JSP vs JavaScript: Key Differences Every Web Developer Should Know
JSP (JavaServer Pages) is a server-side templating engine that lets you embed Java code in HTML pages, while JavaScript is a client-side scripting language that runs in the browser to make pages interactive.
Developers often say “I’ll fix that in JSP” when they actually mean JavaScript because both live inside .jsp files. It’s like confusing the oven with the chef—one hosts the code, the other cooks the page.
Key Differences
JSP runs on the server and outputs plain HTML to the browser.
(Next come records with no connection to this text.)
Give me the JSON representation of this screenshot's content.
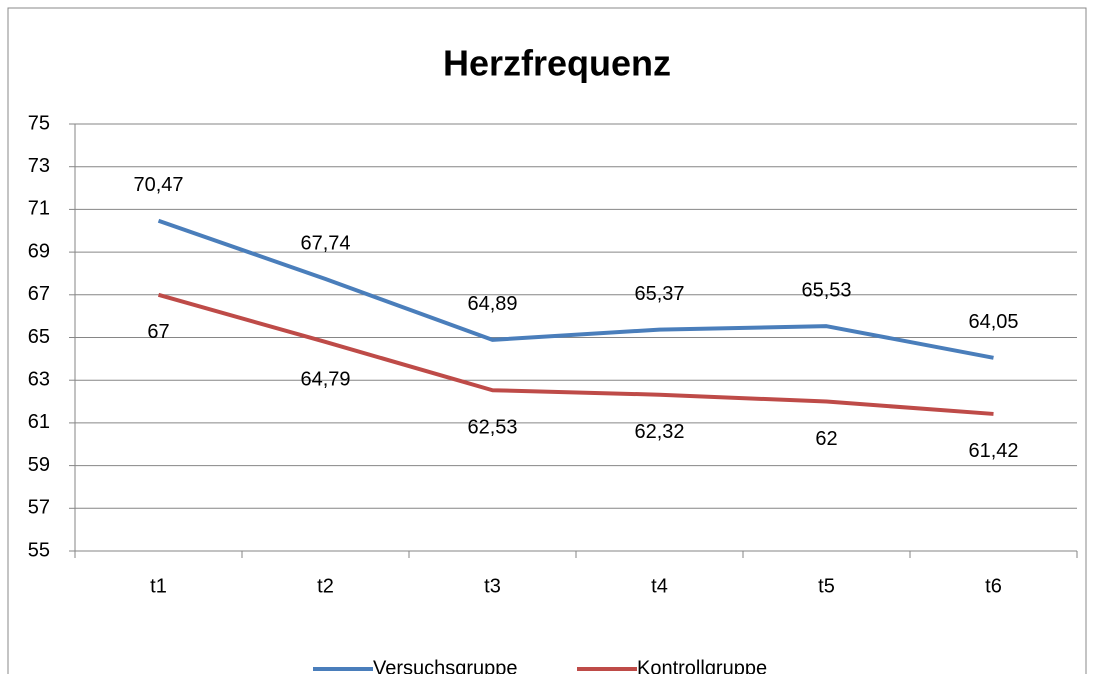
{
  "chart_data": {
    "type": "line",
    "title": "Herzfrequenz",
    "categories": [
      "t1",
      "t2",
      "t3",
      "t4",
      "t5",
      "t6"
    ],
    "series": [
      {
        "name": "Versuchsgruppe",
        "color": "#4a7ebb",
        "values": [
          70.47,
          67.74,
          64.89,
          65.37,
          65.53,
          64.05
        ],
        "value_labels": [
          "70,47",
          "67,74",
          "64,89",
          "65,37",
          "65,53",
          "64,05"
        ]
      },
      {
        "name": "Kontrollgruppe",
        "color": "#be4b48",
        "values": [
          67,
          64.79,
          62.53,
          62.32,
          62,
          61.42
        ],
        "value_labels": [
          "67",
          "64,79",
          "62,53",
          "62,32",
          "62",
          "61,42"
        ]
      }
    ],
    "ylim": [
      55,
      75
    ],
    "yticks": [
      55,
      57,
      59,
      61,
      63,
      65,
      67,
      69,
      71,
      73,
      75
    ],
    "grid": true,
    "legend": "bottom"
  }
}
JavaScript runs in the browser and can change the page after it’s loaded without another server trip. JSP needs a servlet container; JavaScript just needs a browser.
Which One Should You Choose?
Use JSP when you must pre-build personalized HTML on the server (think invoices). Use JavaScript when you need fast, dynamic updates without reloading (think live search). Most teams blend both: JSP for initial render, JavaScript for user tweaks.
Can JSP and JavaScript share variables?
Indirectly. JSP can embed values into JavaScript at page load, but after that they run in separate worlds.
Is JSP still relevant with modern JS frameworks?
Yes, for legacy apps and server-heavy tasks. New projects often switch to Thymeleaf or React, yet JSP remains in many enterprise stacks.